Sedangkan pembuktian terbalik didalam tindak pidana korupsi merupakan
upaya pembentuk undang-undang ini tidak sanggup , karena baik dalam delik
korupsi diterapkan dua sistem sekaligus yakni undang-undang No. 31 tahun 1999
dan sekaligus dengan sistem KUHAP.
Kedua teori itu ialah penerapan Hukum pembuktian dilakukan dengan cara
menerapkan pembuktian terbalik yang bersifat terbatas dan berimbang dan yang
menggunakan sistem pembuktian negatif menurut undang-undang (negatif
wetselijik overtuiging).
Jadi tidak menerapkan sistem pembuktian terbalik murni (Zulvere
omskeering bewejeist last) tetapi teori pembuktian terbalik terbatas atau
berimbang.
Dalam penjelasan atas undang-undang No.31 tahun 1999 dikatakan
pengertian pembuktian terbalik yang bersifat terbatas dan berimbang yakni
terdakwa mempunyai hak untuk membuktikan ia tidak melakukan tindak pidana
korupsi dan wajib memberikan keterangan tentang seluruh harta bendanya dan
harta benda suami atau istrinya, anak, dan harta benda setiap orang atau korporasi
yang diduga mempunyai hubungan dengan perkara yang bersangkutandan
penuntut umum tetap berkewajiban untuk membuktikan dakwaannya.
ix
A B S T R A K
Authentication generally came from significant Proof words something
that was enough to show the truth of an incident.

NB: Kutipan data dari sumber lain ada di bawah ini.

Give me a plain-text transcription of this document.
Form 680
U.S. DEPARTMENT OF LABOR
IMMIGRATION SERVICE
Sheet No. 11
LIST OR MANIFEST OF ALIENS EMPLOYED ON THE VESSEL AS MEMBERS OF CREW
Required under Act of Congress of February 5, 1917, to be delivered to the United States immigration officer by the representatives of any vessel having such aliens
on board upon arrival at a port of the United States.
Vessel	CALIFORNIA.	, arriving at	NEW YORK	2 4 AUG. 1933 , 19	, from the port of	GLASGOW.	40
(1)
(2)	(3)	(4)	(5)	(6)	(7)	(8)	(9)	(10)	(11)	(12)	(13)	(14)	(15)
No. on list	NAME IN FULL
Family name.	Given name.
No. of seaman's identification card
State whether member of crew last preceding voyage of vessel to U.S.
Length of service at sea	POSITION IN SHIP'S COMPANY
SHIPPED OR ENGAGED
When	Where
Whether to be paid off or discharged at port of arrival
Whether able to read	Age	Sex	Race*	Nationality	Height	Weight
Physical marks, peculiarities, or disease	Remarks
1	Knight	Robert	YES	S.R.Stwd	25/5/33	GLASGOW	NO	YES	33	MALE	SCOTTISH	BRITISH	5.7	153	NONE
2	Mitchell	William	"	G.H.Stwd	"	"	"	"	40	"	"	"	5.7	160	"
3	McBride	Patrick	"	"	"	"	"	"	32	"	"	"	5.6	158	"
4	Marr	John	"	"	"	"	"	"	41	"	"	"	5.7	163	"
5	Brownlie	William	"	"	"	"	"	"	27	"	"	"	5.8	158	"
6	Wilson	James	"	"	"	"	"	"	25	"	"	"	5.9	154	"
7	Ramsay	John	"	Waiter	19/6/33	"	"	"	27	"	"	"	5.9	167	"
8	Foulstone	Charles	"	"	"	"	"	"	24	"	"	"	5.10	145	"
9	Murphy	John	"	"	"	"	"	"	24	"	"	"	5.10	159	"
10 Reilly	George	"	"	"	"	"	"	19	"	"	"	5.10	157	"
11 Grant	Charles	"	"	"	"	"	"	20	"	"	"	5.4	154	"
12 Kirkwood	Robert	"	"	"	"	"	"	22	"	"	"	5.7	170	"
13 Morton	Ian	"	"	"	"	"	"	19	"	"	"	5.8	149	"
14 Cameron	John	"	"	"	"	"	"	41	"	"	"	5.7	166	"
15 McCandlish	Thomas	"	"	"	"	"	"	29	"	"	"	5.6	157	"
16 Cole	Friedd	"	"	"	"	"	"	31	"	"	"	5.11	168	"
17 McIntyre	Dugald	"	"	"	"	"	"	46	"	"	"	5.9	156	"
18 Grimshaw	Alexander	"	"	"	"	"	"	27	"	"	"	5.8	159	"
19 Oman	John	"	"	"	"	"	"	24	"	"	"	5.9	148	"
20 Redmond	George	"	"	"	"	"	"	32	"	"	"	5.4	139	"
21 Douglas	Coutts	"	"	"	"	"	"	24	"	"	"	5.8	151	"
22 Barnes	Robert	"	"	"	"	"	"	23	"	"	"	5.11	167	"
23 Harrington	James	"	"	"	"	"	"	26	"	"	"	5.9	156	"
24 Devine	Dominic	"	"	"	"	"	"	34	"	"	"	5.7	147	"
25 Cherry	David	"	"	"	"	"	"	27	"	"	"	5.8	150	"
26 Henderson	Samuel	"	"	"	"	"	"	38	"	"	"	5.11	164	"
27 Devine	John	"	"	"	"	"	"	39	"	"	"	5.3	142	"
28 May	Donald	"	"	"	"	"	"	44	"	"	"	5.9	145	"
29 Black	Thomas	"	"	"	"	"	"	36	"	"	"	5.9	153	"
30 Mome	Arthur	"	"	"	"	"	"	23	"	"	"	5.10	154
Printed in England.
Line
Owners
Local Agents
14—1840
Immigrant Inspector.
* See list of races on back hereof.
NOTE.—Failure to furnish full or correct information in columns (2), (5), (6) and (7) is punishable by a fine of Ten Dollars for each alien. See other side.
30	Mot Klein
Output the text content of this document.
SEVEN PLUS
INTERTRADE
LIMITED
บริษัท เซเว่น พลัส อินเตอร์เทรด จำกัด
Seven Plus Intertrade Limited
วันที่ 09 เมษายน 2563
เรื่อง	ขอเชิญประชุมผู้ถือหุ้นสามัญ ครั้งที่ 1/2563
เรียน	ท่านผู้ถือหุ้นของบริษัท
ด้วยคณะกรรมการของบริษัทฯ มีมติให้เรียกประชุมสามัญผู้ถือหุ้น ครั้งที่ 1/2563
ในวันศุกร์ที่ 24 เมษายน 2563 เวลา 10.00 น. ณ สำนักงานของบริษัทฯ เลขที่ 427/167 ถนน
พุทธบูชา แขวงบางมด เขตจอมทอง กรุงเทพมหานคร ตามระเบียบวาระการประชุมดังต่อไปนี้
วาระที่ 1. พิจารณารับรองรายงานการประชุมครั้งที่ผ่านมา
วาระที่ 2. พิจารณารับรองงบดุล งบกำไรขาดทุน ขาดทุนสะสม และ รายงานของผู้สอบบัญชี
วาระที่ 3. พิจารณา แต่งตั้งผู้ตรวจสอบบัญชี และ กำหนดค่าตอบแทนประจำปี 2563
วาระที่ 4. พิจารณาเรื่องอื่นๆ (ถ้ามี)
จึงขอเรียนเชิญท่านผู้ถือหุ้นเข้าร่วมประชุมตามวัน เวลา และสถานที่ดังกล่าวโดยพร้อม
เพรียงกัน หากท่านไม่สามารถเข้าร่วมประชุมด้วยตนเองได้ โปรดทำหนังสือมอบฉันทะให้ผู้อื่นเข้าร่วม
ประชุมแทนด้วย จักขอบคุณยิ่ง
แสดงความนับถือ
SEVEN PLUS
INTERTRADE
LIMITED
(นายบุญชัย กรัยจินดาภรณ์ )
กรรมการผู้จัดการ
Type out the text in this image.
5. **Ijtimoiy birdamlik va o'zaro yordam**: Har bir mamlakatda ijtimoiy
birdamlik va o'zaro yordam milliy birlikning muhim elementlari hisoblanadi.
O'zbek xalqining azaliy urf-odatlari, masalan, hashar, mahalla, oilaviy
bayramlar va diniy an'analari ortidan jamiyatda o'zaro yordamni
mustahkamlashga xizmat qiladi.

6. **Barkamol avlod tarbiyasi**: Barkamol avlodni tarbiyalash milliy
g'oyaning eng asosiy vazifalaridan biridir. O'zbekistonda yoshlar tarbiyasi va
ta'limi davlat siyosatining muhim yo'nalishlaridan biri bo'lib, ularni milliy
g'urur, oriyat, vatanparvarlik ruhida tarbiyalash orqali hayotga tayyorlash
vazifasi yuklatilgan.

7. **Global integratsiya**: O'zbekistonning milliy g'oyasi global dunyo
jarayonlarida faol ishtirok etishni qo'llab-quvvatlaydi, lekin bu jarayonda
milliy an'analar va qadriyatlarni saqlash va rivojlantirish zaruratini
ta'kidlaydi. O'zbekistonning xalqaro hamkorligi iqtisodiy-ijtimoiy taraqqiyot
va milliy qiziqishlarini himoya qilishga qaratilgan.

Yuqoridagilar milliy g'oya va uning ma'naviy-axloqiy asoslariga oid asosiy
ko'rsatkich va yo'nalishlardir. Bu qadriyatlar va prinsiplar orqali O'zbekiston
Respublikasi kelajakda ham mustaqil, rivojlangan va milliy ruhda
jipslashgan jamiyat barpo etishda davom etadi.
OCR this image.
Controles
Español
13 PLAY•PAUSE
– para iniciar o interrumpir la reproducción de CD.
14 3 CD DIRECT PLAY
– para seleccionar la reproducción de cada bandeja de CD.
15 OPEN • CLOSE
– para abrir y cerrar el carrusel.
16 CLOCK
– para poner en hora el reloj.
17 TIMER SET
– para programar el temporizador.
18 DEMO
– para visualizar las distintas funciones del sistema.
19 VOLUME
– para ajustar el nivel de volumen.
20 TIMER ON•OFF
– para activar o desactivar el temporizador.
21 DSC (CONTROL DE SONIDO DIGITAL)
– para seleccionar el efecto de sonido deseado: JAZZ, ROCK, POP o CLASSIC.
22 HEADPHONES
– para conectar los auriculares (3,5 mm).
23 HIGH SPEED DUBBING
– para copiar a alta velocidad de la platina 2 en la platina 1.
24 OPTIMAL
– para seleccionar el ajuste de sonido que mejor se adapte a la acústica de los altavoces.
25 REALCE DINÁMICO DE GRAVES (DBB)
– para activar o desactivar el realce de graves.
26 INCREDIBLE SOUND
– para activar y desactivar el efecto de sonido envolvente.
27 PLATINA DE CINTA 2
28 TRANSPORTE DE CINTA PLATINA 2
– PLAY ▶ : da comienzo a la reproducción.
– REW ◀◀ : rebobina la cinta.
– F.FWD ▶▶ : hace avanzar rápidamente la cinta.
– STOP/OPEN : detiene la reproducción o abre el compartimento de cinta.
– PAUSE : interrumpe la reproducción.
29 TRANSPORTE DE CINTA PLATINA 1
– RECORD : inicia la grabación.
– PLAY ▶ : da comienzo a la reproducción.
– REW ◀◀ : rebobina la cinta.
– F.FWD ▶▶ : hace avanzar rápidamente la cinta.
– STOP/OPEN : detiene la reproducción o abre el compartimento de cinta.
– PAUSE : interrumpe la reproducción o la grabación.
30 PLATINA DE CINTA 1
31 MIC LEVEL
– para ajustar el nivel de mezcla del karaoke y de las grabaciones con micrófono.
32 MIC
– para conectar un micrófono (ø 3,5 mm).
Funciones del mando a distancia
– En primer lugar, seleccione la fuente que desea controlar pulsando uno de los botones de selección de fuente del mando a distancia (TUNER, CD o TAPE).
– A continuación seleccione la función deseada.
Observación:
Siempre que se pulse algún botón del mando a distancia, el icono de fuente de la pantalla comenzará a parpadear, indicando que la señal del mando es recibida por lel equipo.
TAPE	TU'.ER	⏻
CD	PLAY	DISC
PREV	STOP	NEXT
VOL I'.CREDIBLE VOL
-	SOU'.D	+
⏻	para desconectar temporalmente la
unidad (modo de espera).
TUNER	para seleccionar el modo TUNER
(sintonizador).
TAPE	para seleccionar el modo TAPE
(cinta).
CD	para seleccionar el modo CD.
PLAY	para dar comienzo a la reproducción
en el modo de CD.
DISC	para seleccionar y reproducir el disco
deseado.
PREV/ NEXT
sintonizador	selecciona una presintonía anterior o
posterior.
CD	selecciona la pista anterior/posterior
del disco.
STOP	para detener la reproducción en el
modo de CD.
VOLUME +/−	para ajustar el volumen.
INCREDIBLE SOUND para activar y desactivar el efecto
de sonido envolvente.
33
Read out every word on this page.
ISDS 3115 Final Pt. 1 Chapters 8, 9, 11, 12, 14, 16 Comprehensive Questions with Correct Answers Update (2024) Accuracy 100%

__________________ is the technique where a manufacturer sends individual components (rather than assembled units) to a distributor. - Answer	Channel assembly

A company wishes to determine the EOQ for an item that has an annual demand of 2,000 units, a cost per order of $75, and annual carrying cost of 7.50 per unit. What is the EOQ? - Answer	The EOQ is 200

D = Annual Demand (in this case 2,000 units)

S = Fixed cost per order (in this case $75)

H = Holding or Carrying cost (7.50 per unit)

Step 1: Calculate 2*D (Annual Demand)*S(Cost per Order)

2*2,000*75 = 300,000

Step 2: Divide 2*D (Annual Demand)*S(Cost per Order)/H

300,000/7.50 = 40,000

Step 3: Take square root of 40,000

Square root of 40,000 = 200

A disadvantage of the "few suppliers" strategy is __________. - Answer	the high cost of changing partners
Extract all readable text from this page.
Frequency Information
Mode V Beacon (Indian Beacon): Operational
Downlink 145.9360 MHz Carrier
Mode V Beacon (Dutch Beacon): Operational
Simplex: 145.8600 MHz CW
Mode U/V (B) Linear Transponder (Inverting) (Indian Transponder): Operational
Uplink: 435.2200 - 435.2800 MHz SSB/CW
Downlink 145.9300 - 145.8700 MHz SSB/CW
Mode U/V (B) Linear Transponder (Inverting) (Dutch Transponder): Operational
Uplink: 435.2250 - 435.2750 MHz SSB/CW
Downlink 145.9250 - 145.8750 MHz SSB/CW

Authentication was a process of the action method of proving efforts
maintained true or mistakenly the defendant in the Session of the Court. Studied
from the Yurudis M. Yahya Harahap Authentication was the provisions that
contained the guide about methods that were permitted by regulations to need the
mistake that was brought to court to the defendant. Authentication also was the
provisions that arranged the proof equipment that might be used Justice in order to
proves the defendant's mistake without utilising the available proof equipment.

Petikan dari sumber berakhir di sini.